The job is "a very unpopular" one, Deutch says. He did not initially want the job, which candidates have drifted into and out of with unprecedented frequency during the past few years. Clinton's efforts to coax Deutch into the position received heavy publicity at the time.

"The president had to force me to do it," Deutch says. "He twisted my arm to do it."

The CIA had been facing and continues to face mounting pressure to reform itself, and Deutch took steps toward bringing the agency toward increased openness.

"It's difficult to both encourage change and to support the important activity," specifically the covert activity that the CIA carries out, Deutch says. "It's just hard to do it in a democracy where there's always an understandable tension between clandestine activity and openness."

Deutch is currently serving on a congressional commission on protecting and reducing secrecy.
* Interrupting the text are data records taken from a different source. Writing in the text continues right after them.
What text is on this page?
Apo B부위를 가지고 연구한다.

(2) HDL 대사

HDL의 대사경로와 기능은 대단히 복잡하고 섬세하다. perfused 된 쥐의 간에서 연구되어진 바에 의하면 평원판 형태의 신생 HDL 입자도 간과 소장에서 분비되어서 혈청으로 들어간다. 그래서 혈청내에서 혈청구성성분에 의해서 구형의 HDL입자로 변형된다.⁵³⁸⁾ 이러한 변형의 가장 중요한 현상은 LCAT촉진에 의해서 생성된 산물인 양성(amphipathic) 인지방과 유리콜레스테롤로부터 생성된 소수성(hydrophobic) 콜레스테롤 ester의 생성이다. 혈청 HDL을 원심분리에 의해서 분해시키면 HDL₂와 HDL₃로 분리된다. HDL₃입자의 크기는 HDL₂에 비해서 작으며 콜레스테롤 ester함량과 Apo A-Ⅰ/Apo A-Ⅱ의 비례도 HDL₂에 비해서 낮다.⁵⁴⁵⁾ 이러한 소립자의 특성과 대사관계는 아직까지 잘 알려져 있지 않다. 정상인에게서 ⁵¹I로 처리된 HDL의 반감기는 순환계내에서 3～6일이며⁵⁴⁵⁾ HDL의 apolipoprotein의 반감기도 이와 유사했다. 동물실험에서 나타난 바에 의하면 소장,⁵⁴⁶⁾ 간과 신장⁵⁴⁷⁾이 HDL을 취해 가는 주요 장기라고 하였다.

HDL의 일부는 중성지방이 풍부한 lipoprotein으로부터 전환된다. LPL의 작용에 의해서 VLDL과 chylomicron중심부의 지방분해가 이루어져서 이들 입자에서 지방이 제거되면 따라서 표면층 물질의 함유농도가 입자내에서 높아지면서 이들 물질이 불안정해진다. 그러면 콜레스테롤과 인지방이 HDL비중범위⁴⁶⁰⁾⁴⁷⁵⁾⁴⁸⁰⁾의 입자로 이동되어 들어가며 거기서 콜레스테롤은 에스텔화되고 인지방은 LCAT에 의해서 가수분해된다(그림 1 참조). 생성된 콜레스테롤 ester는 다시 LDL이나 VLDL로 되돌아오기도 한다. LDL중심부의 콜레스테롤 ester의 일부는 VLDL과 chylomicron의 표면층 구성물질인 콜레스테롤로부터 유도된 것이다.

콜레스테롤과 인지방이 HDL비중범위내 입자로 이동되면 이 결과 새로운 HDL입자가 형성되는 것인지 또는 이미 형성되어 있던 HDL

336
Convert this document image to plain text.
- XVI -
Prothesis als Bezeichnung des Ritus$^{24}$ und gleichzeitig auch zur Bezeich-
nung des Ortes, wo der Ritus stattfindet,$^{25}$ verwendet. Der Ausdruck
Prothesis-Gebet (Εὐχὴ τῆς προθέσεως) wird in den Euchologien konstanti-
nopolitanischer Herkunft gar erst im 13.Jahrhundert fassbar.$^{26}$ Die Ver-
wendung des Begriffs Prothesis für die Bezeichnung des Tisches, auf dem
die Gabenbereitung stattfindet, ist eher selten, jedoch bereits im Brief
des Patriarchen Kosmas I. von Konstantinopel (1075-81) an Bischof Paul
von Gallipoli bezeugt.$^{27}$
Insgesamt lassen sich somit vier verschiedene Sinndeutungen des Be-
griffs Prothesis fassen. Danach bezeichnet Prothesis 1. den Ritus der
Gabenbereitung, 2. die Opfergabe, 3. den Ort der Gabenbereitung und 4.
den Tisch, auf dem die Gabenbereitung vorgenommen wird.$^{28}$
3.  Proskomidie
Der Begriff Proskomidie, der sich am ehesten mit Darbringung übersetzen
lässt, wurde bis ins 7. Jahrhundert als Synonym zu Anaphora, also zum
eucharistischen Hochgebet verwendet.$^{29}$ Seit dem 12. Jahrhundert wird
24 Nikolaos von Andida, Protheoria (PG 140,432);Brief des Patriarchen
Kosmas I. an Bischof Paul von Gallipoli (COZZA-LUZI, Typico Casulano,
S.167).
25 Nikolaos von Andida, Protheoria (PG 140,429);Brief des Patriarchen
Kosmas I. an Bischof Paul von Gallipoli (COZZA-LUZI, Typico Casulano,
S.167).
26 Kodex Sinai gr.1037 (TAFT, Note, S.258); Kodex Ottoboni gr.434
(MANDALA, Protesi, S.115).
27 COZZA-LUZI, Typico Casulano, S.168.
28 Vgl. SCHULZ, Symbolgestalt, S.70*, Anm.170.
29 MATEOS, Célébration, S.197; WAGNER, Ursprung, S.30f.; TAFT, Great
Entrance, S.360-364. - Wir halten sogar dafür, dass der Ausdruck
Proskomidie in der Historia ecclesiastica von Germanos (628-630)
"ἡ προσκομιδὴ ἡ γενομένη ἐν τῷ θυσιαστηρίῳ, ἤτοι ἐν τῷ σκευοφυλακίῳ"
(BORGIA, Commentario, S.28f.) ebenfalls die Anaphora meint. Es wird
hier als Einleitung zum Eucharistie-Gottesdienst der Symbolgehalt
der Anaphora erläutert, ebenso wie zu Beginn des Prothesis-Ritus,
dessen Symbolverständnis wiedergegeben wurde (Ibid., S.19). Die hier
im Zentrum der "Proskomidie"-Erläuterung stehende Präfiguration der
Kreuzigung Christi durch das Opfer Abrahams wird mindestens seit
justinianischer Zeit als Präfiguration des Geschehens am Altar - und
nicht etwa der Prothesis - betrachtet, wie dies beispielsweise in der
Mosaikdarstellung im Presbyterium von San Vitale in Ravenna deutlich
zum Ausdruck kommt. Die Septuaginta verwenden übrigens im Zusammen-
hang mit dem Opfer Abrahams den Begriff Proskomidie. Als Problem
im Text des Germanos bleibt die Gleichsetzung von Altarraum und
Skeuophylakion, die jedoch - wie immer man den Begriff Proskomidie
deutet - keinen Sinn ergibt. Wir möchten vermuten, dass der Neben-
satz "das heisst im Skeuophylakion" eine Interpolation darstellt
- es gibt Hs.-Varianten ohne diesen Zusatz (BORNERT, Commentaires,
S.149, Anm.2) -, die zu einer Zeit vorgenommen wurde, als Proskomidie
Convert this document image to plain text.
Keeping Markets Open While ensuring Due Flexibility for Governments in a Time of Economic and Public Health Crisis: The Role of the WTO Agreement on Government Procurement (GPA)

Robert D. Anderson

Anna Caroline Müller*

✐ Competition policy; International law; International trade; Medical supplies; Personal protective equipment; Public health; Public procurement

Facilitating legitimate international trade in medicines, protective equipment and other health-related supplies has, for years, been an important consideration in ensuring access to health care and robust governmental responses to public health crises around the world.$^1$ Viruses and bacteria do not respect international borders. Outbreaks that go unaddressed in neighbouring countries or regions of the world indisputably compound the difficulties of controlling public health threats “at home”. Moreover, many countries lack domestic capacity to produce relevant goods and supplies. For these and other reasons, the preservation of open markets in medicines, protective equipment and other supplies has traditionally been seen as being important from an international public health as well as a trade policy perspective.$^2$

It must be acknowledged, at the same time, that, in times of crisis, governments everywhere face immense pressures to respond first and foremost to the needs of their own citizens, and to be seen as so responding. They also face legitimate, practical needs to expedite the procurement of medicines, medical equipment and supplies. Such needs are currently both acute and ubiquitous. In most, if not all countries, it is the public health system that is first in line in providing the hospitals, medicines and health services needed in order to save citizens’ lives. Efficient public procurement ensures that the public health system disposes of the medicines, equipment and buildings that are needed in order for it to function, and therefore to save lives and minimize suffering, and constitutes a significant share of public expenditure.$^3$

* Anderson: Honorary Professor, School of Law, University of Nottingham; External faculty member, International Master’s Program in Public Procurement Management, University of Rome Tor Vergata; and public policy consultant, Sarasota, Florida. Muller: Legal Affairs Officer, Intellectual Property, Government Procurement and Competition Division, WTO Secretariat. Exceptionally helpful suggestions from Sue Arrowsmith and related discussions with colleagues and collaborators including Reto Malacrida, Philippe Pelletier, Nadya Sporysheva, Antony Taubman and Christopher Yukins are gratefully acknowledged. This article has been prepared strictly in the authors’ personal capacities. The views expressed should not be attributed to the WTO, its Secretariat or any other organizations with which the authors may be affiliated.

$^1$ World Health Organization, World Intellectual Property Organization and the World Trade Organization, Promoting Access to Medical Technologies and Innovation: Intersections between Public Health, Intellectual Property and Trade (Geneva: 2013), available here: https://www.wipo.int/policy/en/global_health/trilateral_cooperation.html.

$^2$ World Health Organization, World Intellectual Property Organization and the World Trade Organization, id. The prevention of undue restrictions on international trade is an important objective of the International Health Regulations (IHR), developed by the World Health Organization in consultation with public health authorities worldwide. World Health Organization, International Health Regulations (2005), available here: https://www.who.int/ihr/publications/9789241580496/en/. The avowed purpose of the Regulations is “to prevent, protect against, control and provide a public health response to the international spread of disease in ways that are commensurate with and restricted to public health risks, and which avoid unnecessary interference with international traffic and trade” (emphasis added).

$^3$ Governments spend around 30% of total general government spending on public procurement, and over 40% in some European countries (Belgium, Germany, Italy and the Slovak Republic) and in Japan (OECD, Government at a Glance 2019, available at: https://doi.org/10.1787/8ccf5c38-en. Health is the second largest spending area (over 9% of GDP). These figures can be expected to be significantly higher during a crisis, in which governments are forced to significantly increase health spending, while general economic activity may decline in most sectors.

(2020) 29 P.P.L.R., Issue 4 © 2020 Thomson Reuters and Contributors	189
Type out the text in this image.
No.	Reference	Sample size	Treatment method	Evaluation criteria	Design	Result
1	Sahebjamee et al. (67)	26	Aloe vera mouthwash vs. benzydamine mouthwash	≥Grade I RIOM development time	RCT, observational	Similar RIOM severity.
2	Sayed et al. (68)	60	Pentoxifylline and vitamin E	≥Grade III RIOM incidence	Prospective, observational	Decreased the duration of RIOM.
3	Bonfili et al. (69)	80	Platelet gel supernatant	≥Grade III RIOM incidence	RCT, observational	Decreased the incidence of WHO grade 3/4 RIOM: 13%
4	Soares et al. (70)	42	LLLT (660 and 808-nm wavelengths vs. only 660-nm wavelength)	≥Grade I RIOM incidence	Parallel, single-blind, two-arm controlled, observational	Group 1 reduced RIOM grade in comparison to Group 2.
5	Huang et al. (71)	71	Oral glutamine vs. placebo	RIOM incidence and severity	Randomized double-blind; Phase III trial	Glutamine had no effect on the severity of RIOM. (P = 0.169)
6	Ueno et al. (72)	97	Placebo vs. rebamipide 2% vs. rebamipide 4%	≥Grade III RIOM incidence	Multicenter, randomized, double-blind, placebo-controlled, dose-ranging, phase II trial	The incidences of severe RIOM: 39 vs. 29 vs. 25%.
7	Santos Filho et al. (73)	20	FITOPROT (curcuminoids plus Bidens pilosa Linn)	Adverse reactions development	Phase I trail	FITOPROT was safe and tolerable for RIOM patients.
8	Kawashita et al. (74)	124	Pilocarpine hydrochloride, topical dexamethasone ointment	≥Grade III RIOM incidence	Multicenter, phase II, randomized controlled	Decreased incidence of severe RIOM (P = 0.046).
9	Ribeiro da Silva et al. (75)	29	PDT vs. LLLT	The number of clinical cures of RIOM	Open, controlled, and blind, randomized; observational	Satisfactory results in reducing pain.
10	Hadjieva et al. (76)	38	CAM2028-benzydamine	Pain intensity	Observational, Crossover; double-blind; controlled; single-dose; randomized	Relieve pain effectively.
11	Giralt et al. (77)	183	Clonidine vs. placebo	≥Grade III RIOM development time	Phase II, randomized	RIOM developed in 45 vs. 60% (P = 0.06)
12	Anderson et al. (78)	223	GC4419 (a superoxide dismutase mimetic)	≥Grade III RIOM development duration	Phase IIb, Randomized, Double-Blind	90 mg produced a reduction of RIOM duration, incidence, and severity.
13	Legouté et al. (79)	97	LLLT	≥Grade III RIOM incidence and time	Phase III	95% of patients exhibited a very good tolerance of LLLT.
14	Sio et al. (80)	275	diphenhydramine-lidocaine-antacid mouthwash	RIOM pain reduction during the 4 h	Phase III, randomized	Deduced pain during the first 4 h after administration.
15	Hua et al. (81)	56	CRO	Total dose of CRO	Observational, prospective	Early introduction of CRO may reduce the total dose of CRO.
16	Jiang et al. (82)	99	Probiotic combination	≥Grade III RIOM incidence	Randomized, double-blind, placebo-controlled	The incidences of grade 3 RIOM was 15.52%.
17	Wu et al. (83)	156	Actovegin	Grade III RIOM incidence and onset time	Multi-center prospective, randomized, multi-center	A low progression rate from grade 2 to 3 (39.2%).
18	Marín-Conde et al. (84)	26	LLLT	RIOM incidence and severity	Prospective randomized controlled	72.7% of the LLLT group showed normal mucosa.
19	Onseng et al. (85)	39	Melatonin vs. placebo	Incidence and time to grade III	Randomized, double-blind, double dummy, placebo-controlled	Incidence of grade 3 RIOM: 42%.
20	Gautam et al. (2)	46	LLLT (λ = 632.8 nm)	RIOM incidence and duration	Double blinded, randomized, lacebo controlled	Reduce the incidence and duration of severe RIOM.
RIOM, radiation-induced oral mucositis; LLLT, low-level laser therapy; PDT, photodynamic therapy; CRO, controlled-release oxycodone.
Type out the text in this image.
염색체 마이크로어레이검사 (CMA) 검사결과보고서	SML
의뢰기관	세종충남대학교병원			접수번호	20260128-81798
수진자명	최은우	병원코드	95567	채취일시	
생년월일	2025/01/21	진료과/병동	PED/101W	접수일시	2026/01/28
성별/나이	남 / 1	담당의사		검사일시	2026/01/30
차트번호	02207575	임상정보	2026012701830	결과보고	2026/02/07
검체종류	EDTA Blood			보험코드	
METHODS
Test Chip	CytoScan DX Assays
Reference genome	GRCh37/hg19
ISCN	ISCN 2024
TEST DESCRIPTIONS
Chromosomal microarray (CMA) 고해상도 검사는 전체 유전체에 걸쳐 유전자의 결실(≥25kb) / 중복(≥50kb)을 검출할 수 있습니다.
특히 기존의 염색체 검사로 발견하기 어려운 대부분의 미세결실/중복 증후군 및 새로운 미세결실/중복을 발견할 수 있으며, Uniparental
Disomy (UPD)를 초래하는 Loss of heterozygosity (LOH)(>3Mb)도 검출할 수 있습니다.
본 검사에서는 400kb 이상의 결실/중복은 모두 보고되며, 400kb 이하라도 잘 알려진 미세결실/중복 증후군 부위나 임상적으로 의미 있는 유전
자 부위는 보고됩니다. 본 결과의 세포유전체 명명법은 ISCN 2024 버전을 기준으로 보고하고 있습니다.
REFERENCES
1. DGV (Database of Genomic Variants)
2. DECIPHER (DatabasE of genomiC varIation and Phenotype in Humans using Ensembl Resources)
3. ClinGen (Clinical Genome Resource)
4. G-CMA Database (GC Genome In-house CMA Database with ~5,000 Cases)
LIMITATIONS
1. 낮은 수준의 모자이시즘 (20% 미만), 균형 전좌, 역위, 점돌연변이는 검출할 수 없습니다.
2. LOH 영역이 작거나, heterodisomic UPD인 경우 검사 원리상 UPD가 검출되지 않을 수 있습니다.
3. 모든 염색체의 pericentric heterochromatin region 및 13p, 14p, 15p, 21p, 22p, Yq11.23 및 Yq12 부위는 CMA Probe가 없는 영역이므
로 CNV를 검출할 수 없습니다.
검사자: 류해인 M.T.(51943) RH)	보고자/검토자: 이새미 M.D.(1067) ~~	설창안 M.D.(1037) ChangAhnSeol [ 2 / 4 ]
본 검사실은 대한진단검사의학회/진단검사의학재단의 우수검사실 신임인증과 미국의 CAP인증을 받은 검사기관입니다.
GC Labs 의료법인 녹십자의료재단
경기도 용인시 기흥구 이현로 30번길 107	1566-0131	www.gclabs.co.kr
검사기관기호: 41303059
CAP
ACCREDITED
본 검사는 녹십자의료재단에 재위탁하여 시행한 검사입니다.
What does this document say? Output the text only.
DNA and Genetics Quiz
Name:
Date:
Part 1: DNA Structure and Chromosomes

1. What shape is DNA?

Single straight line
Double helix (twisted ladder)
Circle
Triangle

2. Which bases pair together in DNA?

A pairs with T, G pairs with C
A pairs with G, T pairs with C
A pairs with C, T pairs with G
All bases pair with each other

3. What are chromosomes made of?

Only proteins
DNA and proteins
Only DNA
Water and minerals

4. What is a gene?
The committee just released a report, which Deutch is immensely proud of.

Part of the job of director of central intelligence involves the management of intelligence collection and analysis programs, and that aspect of the job is largely concerned with space and reconnaissance technical intelligence, he says.

But there is also another side of the job involving human intelligence collection and covert action, one which involves a very human element that is not often that appreciated, Deutch says.

Return to normalcy or presidency?

For the past several years, rumors have abounded that Deutch wants to become president of MIT - in fact, some newspapers reported that Deutch was hesitant to take the CIA post because he feared it might hurt his chances of becoming MIT's president some day.

Does he still want to be president?

"We have a very good president of MIT," Deutch says. "And after what I've done, I'm not very eager to take on big administrative responsibilities."

Besides, he says, "whoever said I wanted to be president of MIT?"

Deutch says that he is happy to continue the much calmer life he has led since his departure from the CIA. He particularly has enjoyed spending time with his wife Patricia, whom he married just two years ago.

The day they were married, Deutch, feeling unable even to take the rest of the day off, went back to work at the Pentagon at 2 p.m., only two hours after the wedding.

"The president called. He said, Is it true that you went out and got married and came back to the office?' he said. Why'd you come back to the office?' To take your call, Mr. President."